Mad Etiquette are Dan Lees and Neil Frost. Both improv comedy and clown trained the duo perform a number of shows together and are acclaimed performers touring the globe.
Several classic and well-used comedy techniques are used throughout, such as exaggerated repetition, talking in unison until a coherent sentence is produced, escalating list gags and talking out loud to themselves about how the show is going, to name a few. Some of this is well done, especially the news section where alliteration is used in a fabulously funny way to describe what celebrities are doing around the world; a favourite being the story about Hugh Jackman. “Jackman is jacking off into Jackfruits in Jakarta!” Frost exclaims. This has the auditorium screaming with laughter.
Other sections of the show seem undercooked. Too often the duo is found fumbling for words or ideas and when an amnesty is granted to the crowd, so that if anybody who wants to walk out can, at least one full row does take the opportunity to leave. Lees and Frost’s reaction to this is marvellous however, beating their heads with their umbrellas and shouting, “It’s okay we can take it, we’re big boys now”. A perfect and hilarious riposte.

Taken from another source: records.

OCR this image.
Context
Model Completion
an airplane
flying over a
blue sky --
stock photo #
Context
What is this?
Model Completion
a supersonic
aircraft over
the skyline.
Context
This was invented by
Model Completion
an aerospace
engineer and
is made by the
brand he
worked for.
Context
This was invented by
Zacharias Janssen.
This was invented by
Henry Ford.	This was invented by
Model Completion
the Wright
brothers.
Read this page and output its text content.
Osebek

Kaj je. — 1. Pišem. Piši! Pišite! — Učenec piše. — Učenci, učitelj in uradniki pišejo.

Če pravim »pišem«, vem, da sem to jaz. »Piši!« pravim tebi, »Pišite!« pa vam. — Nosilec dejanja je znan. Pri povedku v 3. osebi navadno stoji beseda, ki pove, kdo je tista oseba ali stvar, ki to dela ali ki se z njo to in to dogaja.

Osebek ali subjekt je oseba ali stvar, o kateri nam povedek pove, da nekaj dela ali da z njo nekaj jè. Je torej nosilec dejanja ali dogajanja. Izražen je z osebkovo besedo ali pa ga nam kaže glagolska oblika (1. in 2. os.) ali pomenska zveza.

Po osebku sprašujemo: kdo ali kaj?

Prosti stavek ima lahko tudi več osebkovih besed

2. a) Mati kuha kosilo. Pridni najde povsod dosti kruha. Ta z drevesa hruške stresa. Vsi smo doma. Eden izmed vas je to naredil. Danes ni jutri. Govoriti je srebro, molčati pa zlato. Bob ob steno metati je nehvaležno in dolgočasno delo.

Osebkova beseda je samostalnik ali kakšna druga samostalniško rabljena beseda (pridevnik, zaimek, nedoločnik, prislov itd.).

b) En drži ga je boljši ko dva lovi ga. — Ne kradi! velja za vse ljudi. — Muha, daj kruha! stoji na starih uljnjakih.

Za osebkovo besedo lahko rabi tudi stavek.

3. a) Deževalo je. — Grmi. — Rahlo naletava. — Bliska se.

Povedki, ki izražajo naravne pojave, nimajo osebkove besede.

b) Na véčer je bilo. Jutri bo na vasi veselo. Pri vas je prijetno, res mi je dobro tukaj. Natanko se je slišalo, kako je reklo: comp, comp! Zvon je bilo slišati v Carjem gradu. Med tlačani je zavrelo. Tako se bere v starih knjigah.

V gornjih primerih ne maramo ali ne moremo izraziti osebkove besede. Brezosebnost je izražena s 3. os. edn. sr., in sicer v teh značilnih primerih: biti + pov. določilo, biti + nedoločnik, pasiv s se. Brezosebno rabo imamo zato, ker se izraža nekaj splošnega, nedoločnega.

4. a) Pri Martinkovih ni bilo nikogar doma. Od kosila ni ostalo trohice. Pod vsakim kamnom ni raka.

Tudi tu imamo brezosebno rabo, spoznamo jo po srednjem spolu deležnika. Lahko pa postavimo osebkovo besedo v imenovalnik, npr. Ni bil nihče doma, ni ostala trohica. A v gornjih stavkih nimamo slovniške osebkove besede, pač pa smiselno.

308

Those who leave do miss out. As the show continues we are treated to great comedy moments; a cricket game with a difference, crowd singalongs, the hunting of a member of the audience declared to be a moose and a song to finish, are all very entertaining.
Undoubtedly master wranglers of their public, Lees and Frost are talented and well-seasoned improvising performers, If they could tighten up the structure of the show in places they would have a five star hit, however, their instinct to be subversive would probably preclude them doing so.